New types of drugs in the form of sleeping pills and stimulants have become a great threat to society, prosecutors in Xuhui District said on Wednesday, ahead of Friday’s International Day Against Drug Abuse and Illicit Trafficking.

Last year the district’s procuratorate charged 65 people in 56 cases related to new drugs, accounting for 42 percent of all drug-related cases.

To prevent such drugs circulating on online markets, prosecutors said they will call on e-commerce platforms and logistics companies to enhance supervision.

In one of last year’s cases, a dealer hid drugs inside stuffed panda toys before mailing them to a customer, thus evading the deliver company's checks.

The customer was caught by police when he was trying to sell the methamphetamine that had been hidden inside.

In another case, the seller of drug called rhino sent the buyer a link to shampoo on e-commerce platform for payment.

Hong Ping, a prosecutor, told Shanghai Daily the procuratorate had suggested these platforms and companies give stricter checks on products which could be used to conceal drugs.
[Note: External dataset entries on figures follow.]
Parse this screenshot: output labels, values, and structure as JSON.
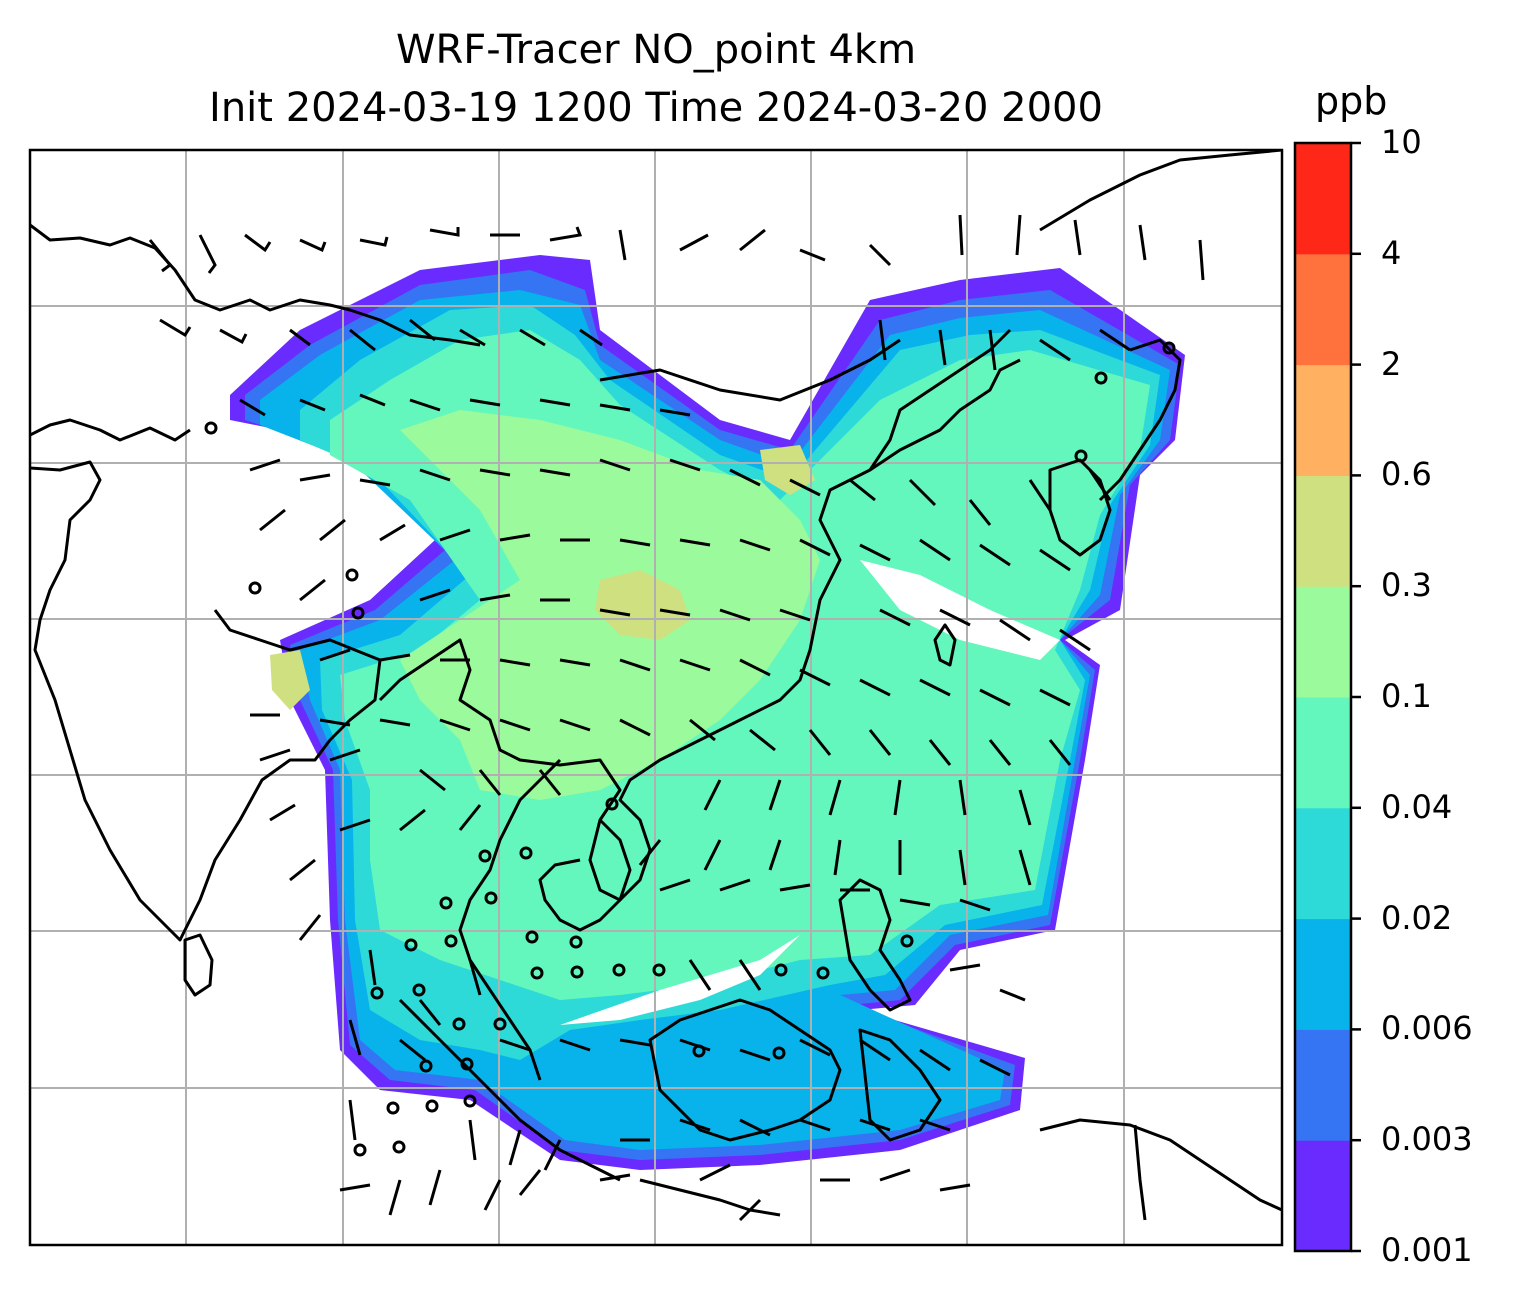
{
  "title": {
    "line1": "WRF-Tracer NO_point 4km",
    "line2": "Init 2024-03-19 1200 Time 2024-03-20 2000"
  },
  "colorbar": {
    "unit": "ppb",
    "levels": [
      "0.001",
      "0.003",
      "0.006",
      "0.02",
      "0.04",
      "0.1",
      "0.3",
      "0.6",
      "2",
      "4",
      "10"
    ],
    "colors": [
      "#6a2bff",
      "#3575f3",
      "#07b3ea",
      "#2ddad8",
      "#63f7bd",
      "#9bfa9b",
      "#cfe081",
      "#ffb060",
      "#ff713d",
      "#ff2717"
    ]
  },
  "map": {
    "gridlines": true,
    "grid_color": "#b0b0b0",
    "field": "NO_point tracer concentration with wind barbs"
  }
}
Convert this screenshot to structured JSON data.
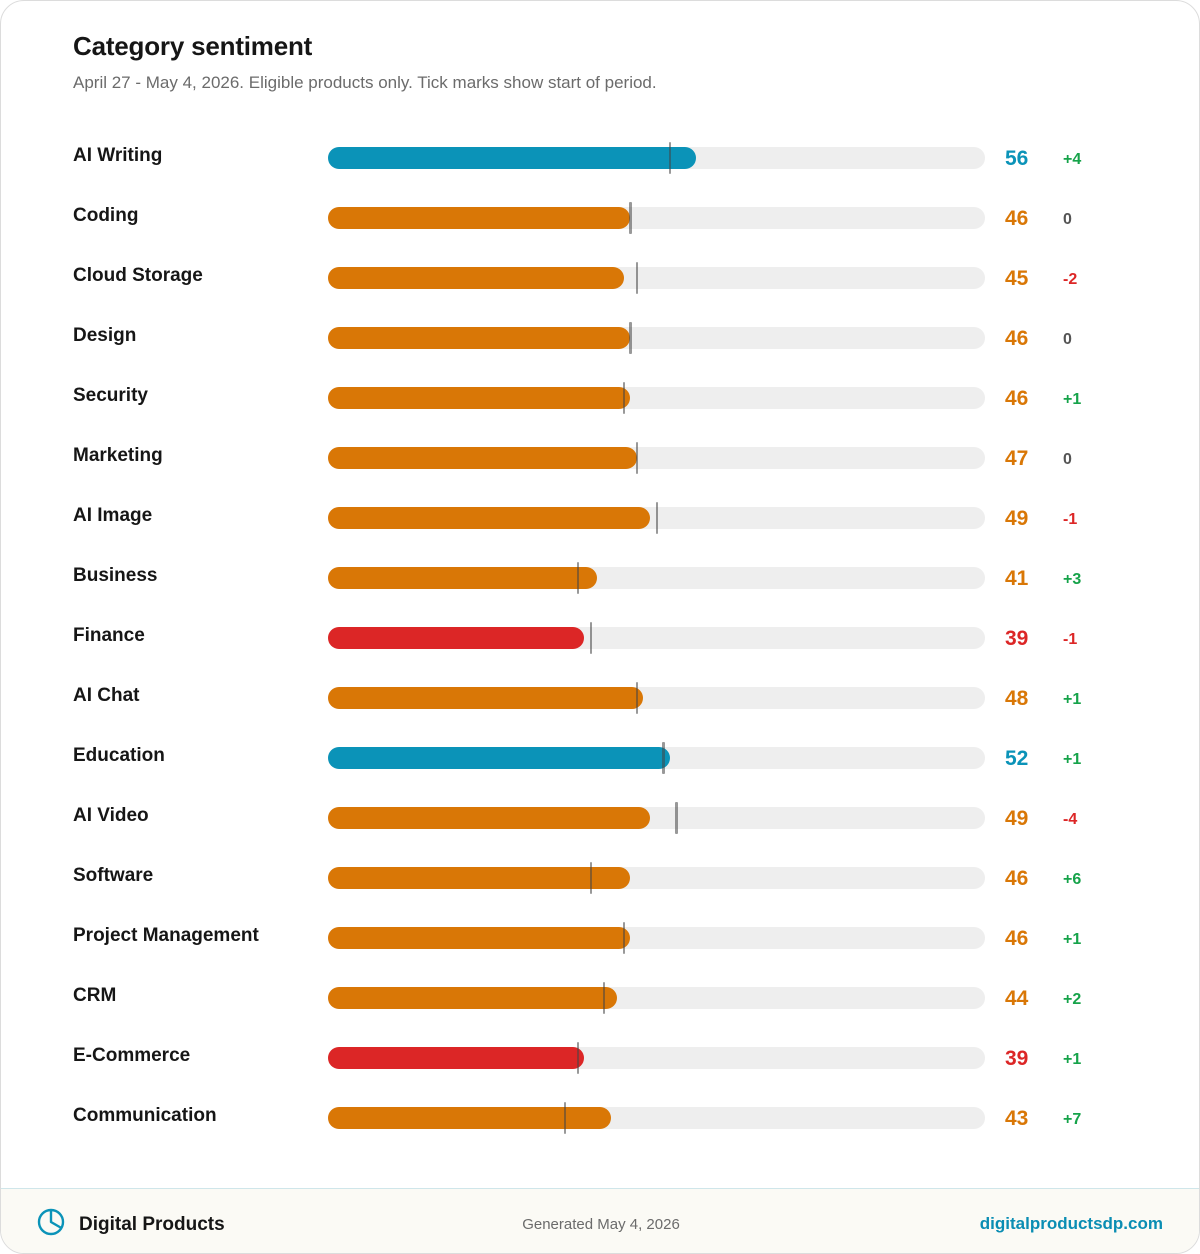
{
  "header": {
    "title": "Category sentiment",
    "subtitle": "April 27 - May 4, 2026. Eligible products only. Tick marks show start of period."
  },
  "colors": {
    "high": "#0b93b8",
    "mid": "#d97706",
    "low": "#dc2626",
    "neutral": "#555555",
    "positive": "#16a34a",
    "negative": "#dc2626",
    "track": "#eeeeee"
  },
  "chart_data": {
    "type": "bar",
    "orientation": "horizontal",
    "xlim": [
      0,
      100
    ],
    "title": "Category sentiment",
    "categories": [
      "AI Writing",
      "Coding",
      "Cloud Storage",
      "Design",
      "Security",
      "Marketing",
      "AI Image",
      "Business",
      "Finance",
      "AI Chat",
      "Education",
      "AI Video",
      "Software",
      "Project Management",
      "CRM",
      "E-Commerce",
      "Communication"
    ],
    "values": [
      56,
      46,
      45,
      46,
      46,
      47,
      49,
      41,
      39,
      48,
      52,
      49,
      46,
      46,
      44,
      39,
      43
    ],
    "start_values": [
      52,
      46,
      47,
      46,
      45,
      47,
      50,
      38,
      40,
      47,
      51,
      53,
      40,
      45,
      42,
      38,
      36
    ],
    "score_labels": [
      "56",
      "46",
      "45",
      "46",
      "46",
      "47",
      "49",
      "41",
      "39",
      "48",
      "52",
      "49",
      "46",
      "46",
      "44",
      "39",
      "43"
    ],
    "delta_labels": [
      "+4",
      "0",
      "-2",
      "0",
      "+1",
      "0",
      "-1",
      "+3",
      "-1",
      "+1",
      "+1",
      "-4",
      "+6",
      "+1",
      "+2",
      "+1",
      "+7"
    ]
  },
  "footer": {
    "brand": "Digital Products",
    "brand_icon": "pie-chart-icon",
    "generated": "Generated May 4, 2026",
    "site": "digitalproductsdp.com"
  }
}
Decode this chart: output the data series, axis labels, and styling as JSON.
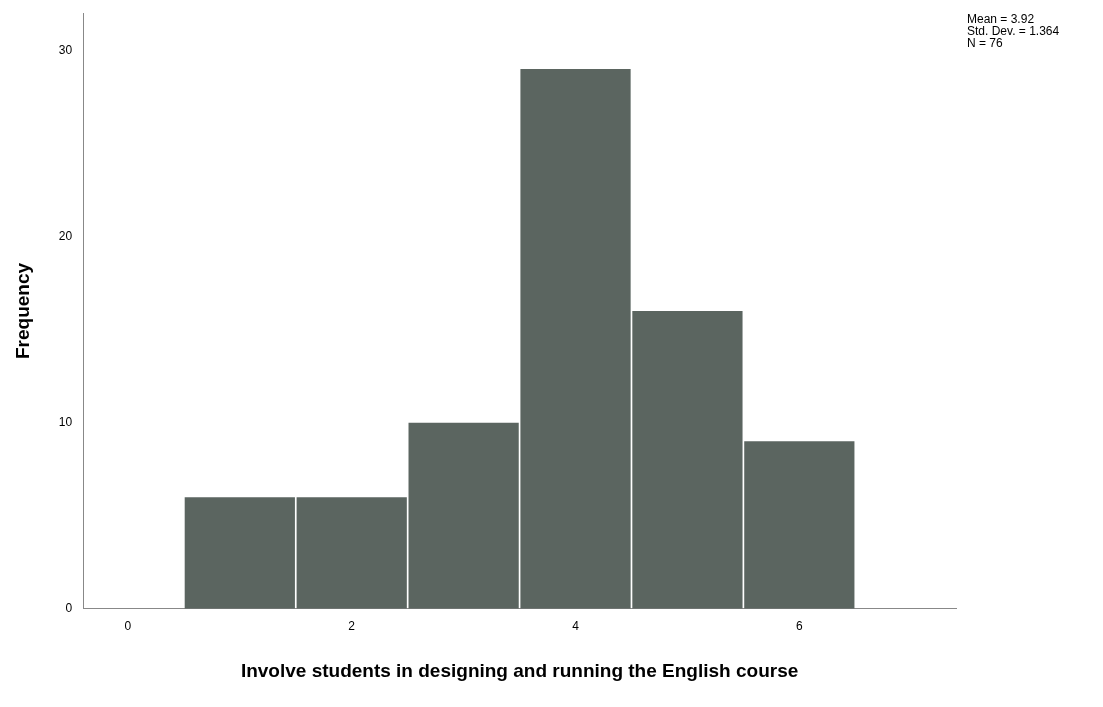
{
  "chart_data": {
    "type": "histogram",
    "xlabel": "Involve students in designing and running the English course",
    "ylabel": "Frequency",
    "bins": [
      0.5,
      1.5,
      2.5,
      3.5,
      4.5,
      5.5,
      6.5
    ],
    "values": [
      6,
      6,
      10,
      29,
      16,
      9
    ],
    "color": "#5b6560",
    "xlim": [
      -0.4,
      7.4
    ],
    "xticks": [
      0,
      2,
      4,
      6
    ],
    "ylim": [
      0,
      32
    ],
    "yticks": [
      0,
      10,
      20,
      30
    ],
    "grid": false,
    "legend": false,
    "annotations": [
      "Mean = 3.92",
      "Std. Dev. = 1.364",
      "N = 76"
    ]
  }
}
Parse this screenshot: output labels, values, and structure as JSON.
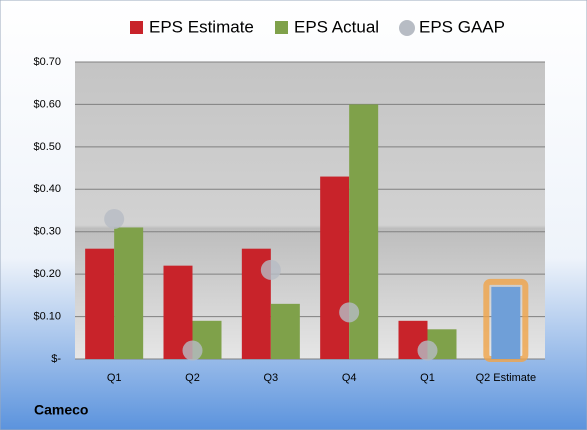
{
  "chart_data": {
    "type": "bar",
    "categories": [
      "Q1",
      "Q2",
      "Q3",
      "Q4",
      "Q1",
      "Q2 Estimate"
    ],
    "series": [
      {
        "name": "EPS Estimate",
        "color": "#c8232a",
        "values": [
          0.26,
          0.22,
          0.26,
          0.43,
          0.09,
          0.17
        ],
        "colors": [
          "#c8232a",
          "#c8232a",
          "#c8232a",
          "#c8232a",
          "#c8232a",
          "#6f9fd8"
        ],
        "edge_colors": [
          null,
          null,
          null,
          null,
          null,
          "#f0a448"
        ]
      },
      {
        "name": "EPS Actual",
        "color": "#7fa14a",
        "values": [
          0.31,
          0.09,
          0.13,
          0.6,
          0.07,
          null
        ]
      },
      {
        "name": "EPS GAAP",
        "color": "#b7bcc4",
        "marker": "circle",
        "values": [
          0.33,
          0.02,
          0.21,
          0.11,
          0.02,
          null
        ]
      }
    ],
    "ylim": [
      0,
      0.7
    ],
    "yticks": [
      {
        "value": 0,
        "label": "$-"
      },
      {
        "value": 0.1,
        "label": "$0.10"
      },
      {
        "value": 0.2,
        "label": "$0.20"
      },
      {
        "value": 0.3,
        "label": "$0.30"
      },
      {
        "value": 0.4,
        "label": "$0.40"
      },
      {
        "value": 0.5,
        "label": "$0.50"
      },
      {
        "value": 0.6,
        "label": "$0.60"
      },
      {
        "value": 0.7,
        "label": "$0.70"
      }
    ],
    "grid": true,
    "legend": "top",
    "footer": "Cameco"
  }
}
"The express companies promised to pay attention to this issue but there's truly a problem that it will cost them a lot on labor and expense. So now we are working together to sort it out."

Recently, local procuratorates charged nearly 100 people in 71 drug-related cases. The amount of drugs involved in these cases reached some 130 kilograms.

The Shanghai People's Procuratorate said local prosecutors had seen a downward trend in the past three years but new problems had emerged. For example, some psychotropic drugs were disguised as diet or sleeping pills for sale on WeChat or e-commerce platforms, which could cause young people suffering obesity or insomnia to become victims of such drugs.

New drugs a great threat say prosecutors
Ti Gong

Stuffed panda toys were used to conceal drugs in one deal intercepted by police.